It is rewarding to know that these pages occasionally get read by people who are able to help me with identification and clarification. One such intervention was made recently by a blogger (with no site) called Norman. The information he gave me has enabled me to post this piece, which I have been sitting on since March 2016.
Norman posted a comment on my blog about this amazing piece by Deamze which is on the wall adjacent to this one. He said that the piece next to Deamze was by Soker (Sokem). But it is not that straightforward, this piece is actually not only in orbnate wildstyle, but also an anagram of Sokem – Omske. Now, of course it is obvious!
These two pieces together (Deamze and Soker) are amongst my favourite of the year. Soker is a master of wildstyle writing in Bristol, and this is an exceptional work. I love the character smoking a joint – he looks like something out of a kids adventure cartoon. I have Norman to thank in being able, at last, to share it with you.
This is an older piece from the hoardings at Old Bread Street by Sled One. Although this is perhaps not his finest work, he crafts these in super-quick time, and I think freestyles them. In this work he has deliberately pixelated the artwork, which I have seen other artists do too. I am a big fan, he is young and has an amazing graffiti art career ahead of him.
I am hoping to get out tomorrow and find a more recent piece by Sled One in Stokes Croft, but I fear it might already be too late.
For some, it might be difficult to read these letters, but if you concentrate, you will be able to make out the letters of his name SLED. Sled One is a member of ASK.
Wilder Street is becoming one of the hottest spots for street art in North Bristol at the moment. Sandwiched between the the A38 and A4404 it is slightly off the beaten track and, for the time being, away from the main tagging areas, although I’m sure it won’t be long before they do their stuff here too.
I was surprised a few short weeks ago to find this lovely, and slightly eclectic, collaboration between T-Rex, Ryder and Aspire on the wall of a local small business. I haven’t yet featured any of T-Rex or Ryder’s work before, although I have seen a fair bit of it around. They tend to collaborate quite a lot, T-Rex usually spraying dinosaurs and Ryder writing his name. I don’t yet know very much about either of them, but will dig out more.
Aspire needs no introduction, and here he gives us one of his wonderful blue tits that he seems to favour. He is so prolific at the moment, that it is hard for me to post his most recent work. I have at least two more in the queue.
So we have three nice pieces, painted together, but I am not too sure how well they work together in the same space. Having said that, this is the kind of collaboration that makes the Bristol scene so special.
Every now and then I like to check out the hoardings at Old Bread Street, near the rather peculiar Gardiner Haskins department store. Last weekend I was immensely pleased to see that a bunch of street artists from ASK had collaborated on several of the panels.
This is a wonderful piece by Sepr. Now who hasn’t had a telephone call like this, especially those of who can remember real telephones with cords? I think that Sepr really conveys the sense of irritation. The man’s expression and the pulling of his own tie speaks volumes – it is almost like a moving image. Very clever.

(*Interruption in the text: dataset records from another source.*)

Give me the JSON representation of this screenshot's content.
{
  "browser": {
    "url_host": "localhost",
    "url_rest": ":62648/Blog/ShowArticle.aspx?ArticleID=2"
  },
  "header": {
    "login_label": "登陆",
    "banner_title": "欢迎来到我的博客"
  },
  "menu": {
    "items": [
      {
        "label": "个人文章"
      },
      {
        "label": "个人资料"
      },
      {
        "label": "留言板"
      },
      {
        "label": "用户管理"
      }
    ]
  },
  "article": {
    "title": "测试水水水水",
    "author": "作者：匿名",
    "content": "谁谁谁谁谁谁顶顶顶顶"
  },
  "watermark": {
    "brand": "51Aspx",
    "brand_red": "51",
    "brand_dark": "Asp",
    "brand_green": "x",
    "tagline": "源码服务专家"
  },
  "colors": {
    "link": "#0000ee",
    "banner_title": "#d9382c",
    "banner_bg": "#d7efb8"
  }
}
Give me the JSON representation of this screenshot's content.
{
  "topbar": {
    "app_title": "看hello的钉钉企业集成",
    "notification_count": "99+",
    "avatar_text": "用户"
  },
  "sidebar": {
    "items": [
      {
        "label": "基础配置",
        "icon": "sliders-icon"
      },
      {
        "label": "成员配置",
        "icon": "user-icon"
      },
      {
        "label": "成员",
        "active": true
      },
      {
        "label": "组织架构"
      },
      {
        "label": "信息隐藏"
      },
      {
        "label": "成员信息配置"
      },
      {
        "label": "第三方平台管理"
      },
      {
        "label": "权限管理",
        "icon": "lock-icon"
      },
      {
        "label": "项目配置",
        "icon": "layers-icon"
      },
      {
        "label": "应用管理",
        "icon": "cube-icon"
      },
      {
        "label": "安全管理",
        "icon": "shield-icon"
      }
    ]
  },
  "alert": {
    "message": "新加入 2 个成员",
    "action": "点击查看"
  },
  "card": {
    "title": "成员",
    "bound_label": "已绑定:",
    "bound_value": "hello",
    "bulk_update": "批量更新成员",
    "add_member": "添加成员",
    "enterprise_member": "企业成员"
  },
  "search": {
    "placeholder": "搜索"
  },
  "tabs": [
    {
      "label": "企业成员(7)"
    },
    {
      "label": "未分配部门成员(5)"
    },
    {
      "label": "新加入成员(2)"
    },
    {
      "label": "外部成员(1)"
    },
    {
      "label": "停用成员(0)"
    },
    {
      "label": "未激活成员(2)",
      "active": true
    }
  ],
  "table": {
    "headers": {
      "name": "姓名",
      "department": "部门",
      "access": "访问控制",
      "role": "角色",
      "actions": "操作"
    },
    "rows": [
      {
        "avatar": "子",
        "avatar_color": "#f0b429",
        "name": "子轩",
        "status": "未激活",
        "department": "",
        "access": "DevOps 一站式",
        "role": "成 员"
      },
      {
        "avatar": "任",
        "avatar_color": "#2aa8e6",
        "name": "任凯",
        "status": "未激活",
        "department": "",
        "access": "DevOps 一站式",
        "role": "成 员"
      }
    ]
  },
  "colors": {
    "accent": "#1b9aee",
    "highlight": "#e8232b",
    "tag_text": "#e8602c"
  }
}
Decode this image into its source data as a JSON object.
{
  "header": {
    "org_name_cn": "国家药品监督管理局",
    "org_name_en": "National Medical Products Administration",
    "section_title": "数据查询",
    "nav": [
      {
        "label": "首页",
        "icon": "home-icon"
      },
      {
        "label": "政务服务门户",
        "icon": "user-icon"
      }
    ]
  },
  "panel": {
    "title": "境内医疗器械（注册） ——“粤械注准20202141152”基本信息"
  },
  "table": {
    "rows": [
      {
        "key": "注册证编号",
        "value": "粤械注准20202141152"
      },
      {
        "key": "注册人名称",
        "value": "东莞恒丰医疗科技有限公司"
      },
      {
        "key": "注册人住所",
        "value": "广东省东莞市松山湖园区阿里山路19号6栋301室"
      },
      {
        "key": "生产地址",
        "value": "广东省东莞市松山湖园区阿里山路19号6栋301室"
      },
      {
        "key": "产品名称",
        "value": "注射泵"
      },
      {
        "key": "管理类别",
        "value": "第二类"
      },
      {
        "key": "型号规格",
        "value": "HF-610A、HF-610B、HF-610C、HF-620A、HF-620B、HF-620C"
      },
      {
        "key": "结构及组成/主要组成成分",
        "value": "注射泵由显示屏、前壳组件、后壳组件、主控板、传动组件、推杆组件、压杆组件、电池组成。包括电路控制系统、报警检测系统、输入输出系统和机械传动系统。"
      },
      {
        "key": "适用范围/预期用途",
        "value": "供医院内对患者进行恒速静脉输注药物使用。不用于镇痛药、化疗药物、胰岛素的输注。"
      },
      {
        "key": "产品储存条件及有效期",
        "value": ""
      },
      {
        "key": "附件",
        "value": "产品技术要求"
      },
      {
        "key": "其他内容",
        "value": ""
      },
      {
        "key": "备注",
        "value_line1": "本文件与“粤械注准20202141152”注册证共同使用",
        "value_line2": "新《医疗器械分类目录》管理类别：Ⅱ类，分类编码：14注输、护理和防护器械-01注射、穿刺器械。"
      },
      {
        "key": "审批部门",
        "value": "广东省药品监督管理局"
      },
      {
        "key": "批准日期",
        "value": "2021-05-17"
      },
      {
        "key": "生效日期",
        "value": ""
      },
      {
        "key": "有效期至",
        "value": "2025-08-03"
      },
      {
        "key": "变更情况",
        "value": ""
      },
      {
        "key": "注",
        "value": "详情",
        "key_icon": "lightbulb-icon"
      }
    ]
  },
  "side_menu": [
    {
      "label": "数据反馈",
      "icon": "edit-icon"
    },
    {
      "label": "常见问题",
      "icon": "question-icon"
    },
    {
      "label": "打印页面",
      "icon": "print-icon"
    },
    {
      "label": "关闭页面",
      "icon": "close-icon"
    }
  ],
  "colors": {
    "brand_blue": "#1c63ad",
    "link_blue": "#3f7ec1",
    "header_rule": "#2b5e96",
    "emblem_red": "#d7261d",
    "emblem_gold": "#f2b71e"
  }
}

The observant among you will see this piece is sandwiched between Deamze and Voyder burners. Great company indeed.
Following on from post 274, I feature another new artist to this blog at exactly the same site on Clift House Road.
This is in complete contrast to the fiery piece by SNUB23 that occupied the wall previously. The elfin figure by Hannah Adamaszek is calm and painted in cool colours that transform this wall completely. Surely a demonstration on how street art makes a profound impact on the immediate surroundings and environment where it appears.
Hannah has very recently just completed a piece in London, and was a visitor to Bristol for the Bristol Arts Trail, when she completed a piece at the Tobacco Factory. I am guessing that this may have been painted at the same time. Hannah has a spiritual approach to her work, and this quote from her website seems to capture it:
“Art is not just for viewing but an experience. By merging Art and Zen, we are taken on a welcome journey of peaceful reflection in out chaotic lives.”
A lovely tranquil piece by a highly accomplished artist.